Please let me know if the NAS does anything else as my understanding is limited. Two to three times the cost of a single disk would be a big sacrifice for me, but I'll consider it if there's another payoff. So far, I have spent my own time doing manual backups rather than shelling out for an NAS unit.
 
I'm not talking about separate NAS device, but about internal drive that is designed for nas usage
(lot of reads/writes in 24/7 mode).
RAID 1 is what does data synchronization between the drives. You can either use built in raid functionality from motherboard or you can use software raid also.

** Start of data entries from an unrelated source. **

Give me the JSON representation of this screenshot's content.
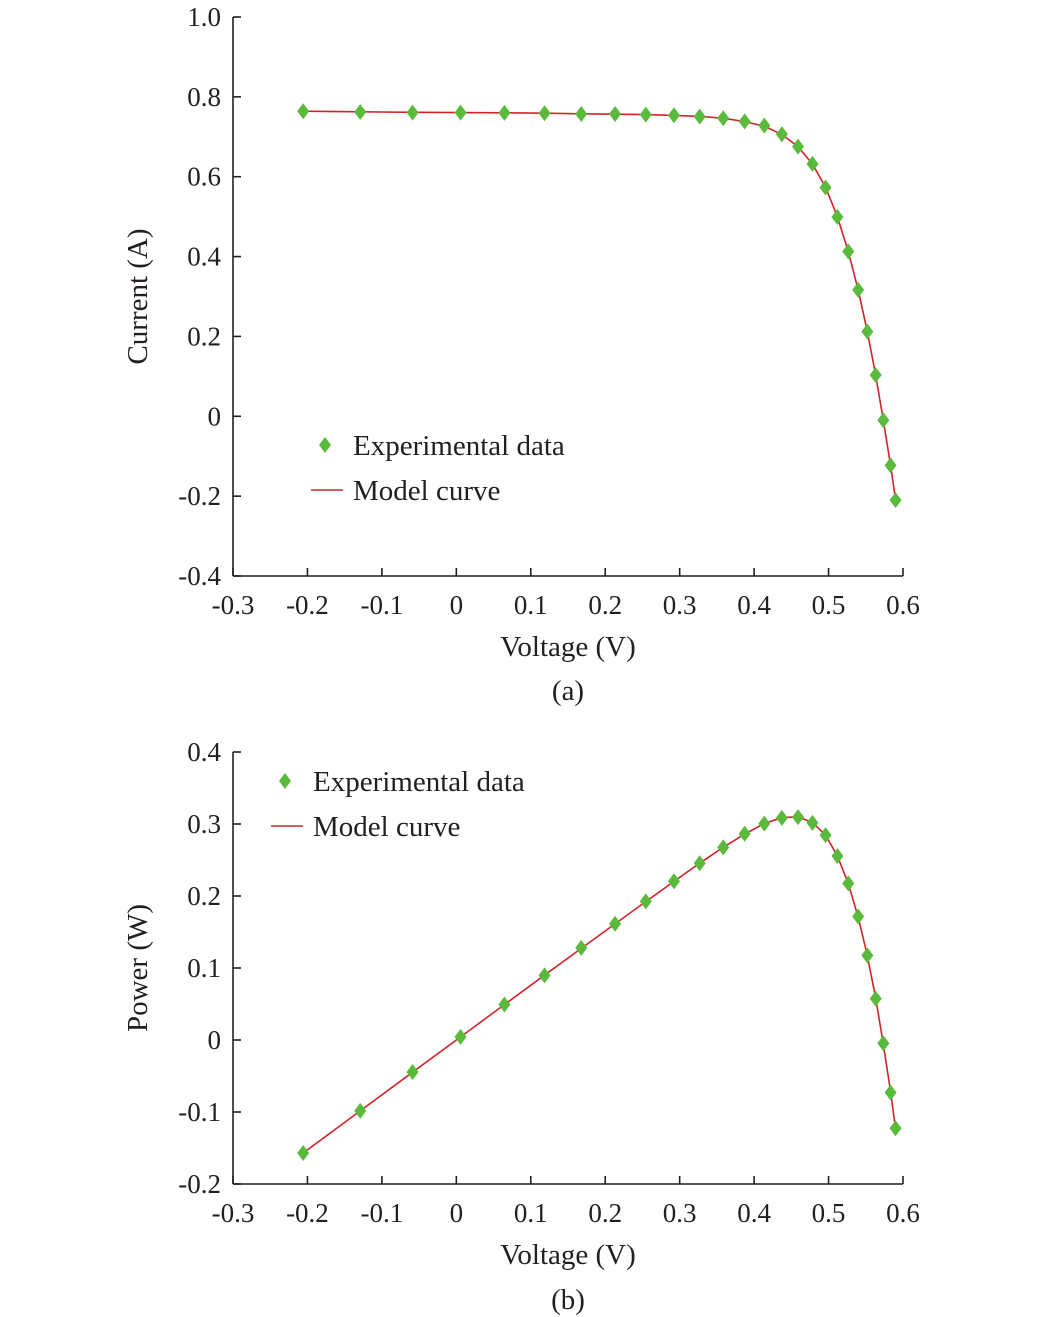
{
  "chart_data": [
    {
      "type": "scatter",
      "xlabel": "Voltage (V)",
      "ylabel": "Current (A)",
      "caption": "(a)",
      "xlim": [
        -0.3,
        0.6
      ],
      "ylim": [
        -0.4,
        1.0
      ],
      "xticks": [
        "-0.3",
        "-0.2",
        "-0.1",
        "0",
        "0.1",
        "0.2",
        "0.3",
        "0.4",
        "0.5",
        "0.6"
      ],
      "yticks": [
        "-0.4",
        "-0.2",
        "0",
        "0.2",
        "0.4",
        "0.6",
        "0.8",
        "1.0"
      ],
      "legend_position": "lower-left",
      "series": [
        {
          "name": "Experimental data",
          "kind": "markers",
          "color": "#5aba3c",
          "x": [
            -0.2057,
            -0.1291,
            -0.0588,
            0.0057,
            0.0646,
            0.1185,
            0.1678,
            0.2132,
            0.2545,
            0.2924,
            0.3269,
            0.3585,
            0.3873,
            0.4137,
            0.4373,
            0.459,
            0.4784,
            0.496,
            0.5119,
            0.5265,
            0.5398,
            0.5521,
            0.5633,
            0.5736,
            0.5833,
            0.59
          ],
          "y": [
            0.764,
            0.762,
            0.7605,
            0.7605,
            0.76,
            0.759,
            0.757,
            0.757,
            0.7555,
            0.754,
            0.7505,
            0.7465,
            0.7385,
            0.728,
            0.7065,
            0.6755,
            0.632,
            0.573,
            0.499,
            0.413,
            0.3165,
            0.212,
            0.1035,
            -0.01,
            -0.123,
            -0.21
          ]
        },
        {
          "name": "Model curve",
          "kind": "line",
          "color": "#d2232a",
          "x": [
            -0.2057,
            -0.1291,
            -0.0588,
            0.0057,
            0.0646,
            0.1185,
            0.1678,
            0.2132,
            0.2545,
            0.2924,
            0.3269,
            0.3585,
            0.3873,
            0.4137,
            0.4373,
            0.459,
            0.4784,
            0.496,
            0.5119,
            0.5265,
            0.5398,
            0.5521,
            0.5633,
            0.5736,
            0.5833,
            0.59
          ],
          "y": [
            0.764,
            0.7625,
            0.7612,
            0.7605,
            0.76,
            0.759,
            0.7575,
            0.7565,
            0.7555,
            0.7535,
            0.751,
            0.7465,
            0.738,
            0.7265,
            0.706,
            0.6755,
            0.6315,
            0.5735,
            0.4995,
            0.4125,
            0.316,
            0.2125,
            0.103,
            -0.0095,
            -0.123,
            -0.21
          ]
        }
      ]
    },
    {
      "type": "scatter",
      "xlabel": "Voltage (V)",
      "ylabel": "Power (W)",
      "caption": "(b)",
      "xlim": [
        -0.3,
        0.6
      ],
      "ylim": [
        -0.2,
        0.4
      ],
      "xticks": [
        "-0.3",
        "-0.2",
        "-0.1",
        "0",
        "0.1",
        "0.2",
        "0.3",
        "0.4",
        "0.5",
        "0.6"
      ],
      "yticks": [
        "-0.2",
        "-0.1",
        "0",
        "0.1",
        "0.2",
        "0.3",
        "0.4"
      ],
      "legend_position": "top-left",
      "series": [
        {
          "name": "Experimental data",
          "kind": "markers",
          "color": "#5aba3c",
          "x": [
            -0.2057,
            -0.1291,
            -0.0588,
            0.0057,
            0.0646,
            0.1185,
            0.1678,
            0.2132,
            0.2545,
            0.2924,
            0.3269,
            0.3585,
            0.3873,
            0.4137,
            0.4373,
            0.459,
            0.4784,
            0.496,
            0.5119,
            0.5265,
            0.5398,
            0.5521,
            0.5633,
            0.5736,
            0.5833,
            0.59
          ],
          "y": [
            -0.157,
            -0.0985,
            -0.0445,
            0.0043,
            0.0493,
            0.0898,
            0.128,
            0.1615,
            0.1925,
            0.2205,
            0.2455,
            0.2675,
            0.2865,
            0.3005,
            0.3085,
            0.3095,
            0.3015,
            0.2845,
            0.2555,
            0.2175,
            0.1715,
            0.1175,
            0.0575,
            -0.0045,
            -0.073,
            -0.1225
          ]
        },
        {
          "name": "Model curve",
          "kind": "line",
          "color": "#d2232a",
          "x": [
            -0.2057,
            -0.1291,
            -0.0588,
            0.0057,
            0.0646,
            0.1185,
            0.1678,
            0.2132,
            0.2545,
            0.2924,
            0.3269,
            0.3585,
            0.3873,
            0.4137,
            0.4373,
            0.459,
            0.4784,
            0.496,
            0.5119,
            0.5265,
            0.5398,
            0.5521,
            0.5633,
            0.5736,
            0.5833,
            0.59
          ],
          "y": [
            -0.157,
            -0.0985,
            -0.0447,
            0.0043,
            0.0492,
            0.09,
            0.1272,
            0.1613,
            0.1922,
            0.2203,
            0.2455,
            0.2677,
            0.286,
            0.3007,
            0.3088,
            0.31,
            0.302,
            0.2845,
            0.2557,
            0.2172,
            0.1706,
            0.1173,
            0.058,
            -0.0055,
            -0.0718,
            -0.1239
          ]
        }
      ]
    }
  ]
}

And yes - that means 2 drives instead of one.

I simply have a similar drive use scenario. Have been using a regular drive for lots of daily writes 24/7 mode. And regular desktop drives just can't handle that. They die in 1 to 3 years with such usage. And it's quite frustrating, when you loose your data, have to re-download, recover from backups. Even worse, when you don't have backup for some things.
So I got 2 NAS drives and configured them in RAID 1. Btw - initially I had desktop drive paired with NAS drive in RAID 1. Desktop drive died already, so I replaced it with second NAS drive. Didn't loose any data in the process.
 
Standard desktop drives like the Seagate BarraCuda and similar competitor drives are rated for 8 hours a day x 5 days a week use. They're also usually rated for up to 55TB of data per year. where your use case mentioned is above this time requirement and may likely end up being over the data usage mark as well, you would be better off with a NAS-rated drive to ensure performance and longevity. These drives connect in the same way, so while a NAS enclosure device can be nice, it's not a requirement. NAS-rated drives like the Seagate IronWolf, for example, are rated for 24x7 use, up to 180TB of data per year with the IronWolf Pro version rated for 300TB per year.